Jacques, c'est ce lézard bizarre à l'air ahuri, discrètement coiffé d'un joli chapeau, qui scrute un point invisible au milieu d'une populace pas très maligne. Oui, un tic qui n'est pas sans rappeller Gaspar "Dieu" Noé, là n'est pas la question, mais c'est rigolo à préciser. Jacques est donc le héros éponyme d'une des dernières bandes dessinées made in Spirou Magazine, ne manquant pas de mordant -ouarf-, parfaitement en phase avec l'actualité (bah oui, depuis le temps qu'on vous dit de voter vert...), et, cerise sur le gâteau, le tout fait rire comme il faut. Certes, question sympathie, y'a pas de lézard ! (bon, ca suffit maintenant ! STOP !!).
Blague à part, ce troisième tome des aventures du reptile s'annonce d'emblée attachant, posant un univers assez décalé où règne l'art de la vanne non-sensique. Point de gags phénoménaux à la Monty Python non plus, mais une certaine folle gradation humoristique zappant toute logique. L'histoire parle d'elle-même. A l'intérieur d'un village composé de parfaits idiots, un soi-disant monstre sème le chaos, profitant de la faiblesse de l'autorité policière, terriblement incompétente, pour agir en dépit de toute morale. Ce monstre, dans sa plus grande hargne destructrice, commet l'impensable : il dévore les chapeaux des petites vieilles ! Palsambleu, serait-ce là l'oeuvre de Jacques, lézard domestique doué de parole et somnanbule malgré lui ? De cette quasi-inexistante enquête se dégage un humour absurde à l'envie, la maigre situation de départ n'étant que simple prétexte pour imaginer les situations les plus débiles et surréalistes.

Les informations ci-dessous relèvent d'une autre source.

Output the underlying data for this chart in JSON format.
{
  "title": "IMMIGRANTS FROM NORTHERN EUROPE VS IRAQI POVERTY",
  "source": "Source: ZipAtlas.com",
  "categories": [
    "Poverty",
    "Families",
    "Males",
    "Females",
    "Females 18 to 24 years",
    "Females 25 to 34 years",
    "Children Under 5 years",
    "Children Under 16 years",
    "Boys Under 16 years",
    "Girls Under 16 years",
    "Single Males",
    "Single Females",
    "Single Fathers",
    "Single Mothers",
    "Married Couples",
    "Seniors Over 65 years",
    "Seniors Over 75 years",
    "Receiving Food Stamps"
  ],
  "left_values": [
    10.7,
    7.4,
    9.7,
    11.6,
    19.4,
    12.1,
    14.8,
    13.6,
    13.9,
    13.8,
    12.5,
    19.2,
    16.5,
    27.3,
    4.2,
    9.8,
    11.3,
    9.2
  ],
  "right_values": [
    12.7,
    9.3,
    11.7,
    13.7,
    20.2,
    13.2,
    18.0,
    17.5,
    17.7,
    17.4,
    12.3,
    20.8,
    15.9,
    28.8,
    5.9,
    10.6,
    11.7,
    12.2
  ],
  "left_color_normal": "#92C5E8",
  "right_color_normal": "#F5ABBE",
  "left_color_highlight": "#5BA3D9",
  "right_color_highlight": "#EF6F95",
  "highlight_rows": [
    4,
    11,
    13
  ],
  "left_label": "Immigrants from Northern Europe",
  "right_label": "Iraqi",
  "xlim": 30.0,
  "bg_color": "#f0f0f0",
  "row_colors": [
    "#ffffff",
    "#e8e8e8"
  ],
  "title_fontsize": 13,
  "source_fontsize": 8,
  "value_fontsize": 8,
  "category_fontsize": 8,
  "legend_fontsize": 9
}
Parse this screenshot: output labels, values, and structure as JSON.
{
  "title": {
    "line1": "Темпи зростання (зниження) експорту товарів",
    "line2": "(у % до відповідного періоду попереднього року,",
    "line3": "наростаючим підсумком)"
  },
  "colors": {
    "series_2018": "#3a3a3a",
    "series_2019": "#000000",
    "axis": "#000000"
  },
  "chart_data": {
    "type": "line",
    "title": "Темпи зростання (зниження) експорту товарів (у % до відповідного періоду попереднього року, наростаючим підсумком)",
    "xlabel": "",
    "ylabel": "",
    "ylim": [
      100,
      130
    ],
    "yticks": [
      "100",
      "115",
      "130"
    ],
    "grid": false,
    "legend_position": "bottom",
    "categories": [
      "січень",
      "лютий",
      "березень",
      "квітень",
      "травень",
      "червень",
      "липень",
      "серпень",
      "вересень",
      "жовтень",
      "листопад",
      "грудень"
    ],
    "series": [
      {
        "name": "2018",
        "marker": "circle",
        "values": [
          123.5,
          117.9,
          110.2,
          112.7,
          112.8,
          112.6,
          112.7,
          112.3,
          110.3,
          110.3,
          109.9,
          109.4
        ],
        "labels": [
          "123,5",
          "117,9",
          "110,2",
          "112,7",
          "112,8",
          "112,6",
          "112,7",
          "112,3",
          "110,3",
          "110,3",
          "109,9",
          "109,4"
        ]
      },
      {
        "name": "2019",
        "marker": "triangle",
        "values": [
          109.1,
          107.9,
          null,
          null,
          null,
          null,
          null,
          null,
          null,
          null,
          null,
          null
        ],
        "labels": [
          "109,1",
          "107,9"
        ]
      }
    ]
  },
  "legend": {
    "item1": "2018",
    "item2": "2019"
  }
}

Si Libon joue sur un terrain connu, celui de la bande dessinée bien gravos et assumée comme telle, réservée aux gamins qui se feront un plaisir de voir défiler les scènes burlesques sans queue ni tête, cela ne lui empêche pas de réussir sa mission : faire rire. D'un braqueur incompétent à deux chasseurs bénêts, de personnages ridicules aux gros pifs à de stupides flics, tout est dans la caricature de base, mais c'est un état d'esprit franc bercé par une débilité salvatrice qui fait le sel de cette joyeuse bd. Un mignon lézard, dont le quotient intellectuel laisse perplexe, ne peut s'empêcher de demander son chemin à des passants cardiaques, le programme tv local tourne autour de la mystérieuse, et très vite résolue, disparition d'un pauvre ourson, un général écrit une lettre pleine d'affection à sa milice ("Bisou, le général") et les dialogues plutôt illogiques ne sont pas sans rappeller les délires jusqu'au boutistes d'Edika, en bien moins sexo-scato-trashos forcément.
Cela parait tout bête comme ça (et ça l'est !) mais Jacques est le genre d'oeuvre dont on s'éprend aisément : assez marrante, décalée, portnawak et décérébrée, sans enjeu explicite si ce n'est celui d'encourager la poilade, avec ces militaires sortis d'un Max Pecas et cette stupidité répétitive qui rappelle quelque peu les gags les plus "basiques" des Simpson.
Cela parait tout bête comme ça (et ça l'est !) mais Jacques est le genre d'oeuvre dont on s'éprend aisément : assez marrante, décalée, portnawak et décérébrée, sans enjeu explicite si ce n'est celui d'encourager la poilade, avec ces militaires sortis d'un Max Pecas et cette stupidité répétitive qui rappelle quelque peu les gags les plus "basiques" des Simpson.
Un lézard qui parle..fichtre.."c'est pas banal, ca !".